If you don't believe me, think of this . . . if you're one in a million in China, there are 1,300 others just like YOU.  In India there are 1,100.  What does that mean?  Well, tonight we're at an banquet celebrating our honor students . . . both China and India have more honor students than we have STUDENTS.
If that doesn't motivate you, maybe this will . . . Alan Winder, the economist at Princeton estimates that in the next 30 years we can expect to have 40 million jobs outsourced.
Now that's scary.  That's a crisis.  But as one of my favorite sayings states, "A crisis is a terrible thing to waste."  It's been 50 years since the Sputnik crisis where America pushed her best and brightest into math and science.  But that generation is now retiring.  It is now up to this generation to start addressing and solving some of the challenges this new crisis presents.  Remember, "connect, collaborate, and compete."
I don't want this talk to be all doom and gloom.  But there is plenty of room for hope.  The flat world is full of potential.
Just a few weeks ago I finished reading a memoir by Tom Romano, who is a real heavy in the composition theory realm and teaches at the University of Miami (Ohio).  I thought it was great and took a chance and looked up his email address.  I shot him a quick email telling him how much I liked the book and how I was going to use one of his essays for a prompt in my College Comp class.
It wasn't 15 minutes before I got a reply from Tom.  He thanked me for the praise and said he really liked my prompt and that he was going to use it with one of his classes and give me credit.  Furthermore, he suggested that I develop it into a presentation for the NCTE convention either in '10 or '11.  That is what I mean when I say, "connect, collaborate, and compete."
So when you're tired or thinking about slacking off instead of doing your homework and trying your hardest, think of this quote from one of my favorite people, James Burke, "Every healthy human being has about the same number of neurons in the skull - about 100 billion.  Each one of them has up to 50,000 connecting dendrites, each of which can be in contact with other connecting dendrites up to the same number, which means that inside the brain a thought can go any one of a number of routes which are larger than the number of atoms in the known universe!  And everyone has one."
    Don't waste that!
    In closing, work hard and above all, "connect, collaborate, and compete."
    It has been an honor to teach you and have you in my classes.


3 comments:

Big Sis said...

This speech didn't take 45 minutes to deliver, did it? Ha.

TeacherScribe said...

Ha. Watch out. I might be giving the graduation speech at BSU when Ashley graduates, so be warned!

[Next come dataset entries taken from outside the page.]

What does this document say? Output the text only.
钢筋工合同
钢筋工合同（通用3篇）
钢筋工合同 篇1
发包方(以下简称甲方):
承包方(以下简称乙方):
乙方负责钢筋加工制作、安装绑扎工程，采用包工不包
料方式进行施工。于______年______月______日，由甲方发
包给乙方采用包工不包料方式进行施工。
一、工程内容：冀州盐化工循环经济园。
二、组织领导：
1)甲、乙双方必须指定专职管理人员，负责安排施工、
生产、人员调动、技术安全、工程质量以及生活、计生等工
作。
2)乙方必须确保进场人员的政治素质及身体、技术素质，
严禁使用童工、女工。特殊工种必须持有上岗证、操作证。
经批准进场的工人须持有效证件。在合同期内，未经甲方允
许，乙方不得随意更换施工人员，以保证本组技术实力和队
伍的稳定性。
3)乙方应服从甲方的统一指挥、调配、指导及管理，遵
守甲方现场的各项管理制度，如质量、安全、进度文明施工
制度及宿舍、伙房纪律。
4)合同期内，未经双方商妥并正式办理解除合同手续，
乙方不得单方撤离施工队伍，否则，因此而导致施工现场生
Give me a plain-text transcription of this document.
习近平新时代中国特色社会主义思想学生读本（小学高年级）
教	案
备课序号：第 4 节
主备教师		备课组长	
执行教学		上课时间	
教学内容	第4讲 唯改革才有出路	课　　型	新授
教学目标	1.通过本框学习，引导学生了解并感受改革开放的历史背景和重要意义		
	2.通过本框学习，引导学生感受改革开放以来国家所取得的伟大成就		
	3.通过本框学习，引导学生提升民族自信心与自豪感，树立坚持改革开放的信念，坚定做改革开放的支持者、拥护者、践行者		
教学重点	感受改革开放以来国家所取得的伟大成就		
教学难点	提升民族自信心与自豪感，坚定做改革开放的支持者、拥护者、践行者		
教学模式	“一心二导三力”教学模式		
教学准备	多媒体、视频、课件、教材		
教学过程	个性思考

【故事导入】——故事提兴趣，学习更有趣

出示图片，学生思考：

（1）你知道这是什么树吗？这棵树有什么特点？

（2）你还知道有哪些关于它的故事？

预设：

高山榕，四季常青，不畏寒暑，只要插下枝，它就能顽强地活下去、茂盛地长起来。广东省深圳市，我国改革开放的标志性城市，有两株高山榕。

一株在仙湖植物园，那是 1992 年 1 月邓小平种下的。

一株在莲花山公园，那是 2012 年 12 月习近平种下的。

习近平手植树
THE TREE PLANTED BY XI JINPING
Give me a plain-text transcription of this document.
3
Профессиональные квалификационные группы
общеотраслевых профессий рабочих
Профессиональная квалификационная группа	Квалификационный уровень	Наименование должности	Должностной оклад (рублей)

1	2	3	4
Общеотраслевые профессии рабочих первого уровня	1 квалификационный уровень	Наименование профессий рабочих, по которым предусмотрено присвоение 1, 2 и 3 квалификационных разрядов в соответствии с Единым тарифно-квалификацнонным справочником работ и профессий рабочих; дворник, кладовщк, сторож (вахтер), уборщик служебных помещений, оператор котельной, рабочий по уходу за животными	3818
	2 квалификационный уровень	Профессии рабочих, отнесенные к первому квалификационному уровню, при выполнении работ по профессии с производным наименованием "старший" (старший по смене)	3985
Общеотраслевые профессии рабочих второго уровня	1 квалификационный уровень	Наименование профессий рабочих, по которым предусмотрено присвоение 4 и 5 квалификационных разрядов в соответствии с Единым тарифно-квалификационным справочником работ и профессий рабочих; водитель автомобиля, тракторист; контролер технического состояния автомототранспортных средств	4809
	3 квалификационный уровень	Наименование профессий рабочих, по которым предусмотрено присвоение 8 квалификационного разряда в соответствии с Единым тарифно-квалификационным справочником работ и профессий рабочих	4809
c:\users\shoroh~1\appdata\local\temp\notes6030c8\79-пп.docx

Actually, you're lucky. I left out the little joke I made about my much older sister not only knowing what an 8 track was but also probably being able to remember my parents getting their first TV as well as indoor plumbing!

Mrs Petey said...

I actually had a co-worker approach me at work about your speech. His daughter was one in attendace at the honors banquet. He said how much he enjoyed your speech. He asked me to be sure to pass that on to you. He was really impressed and thought it was great!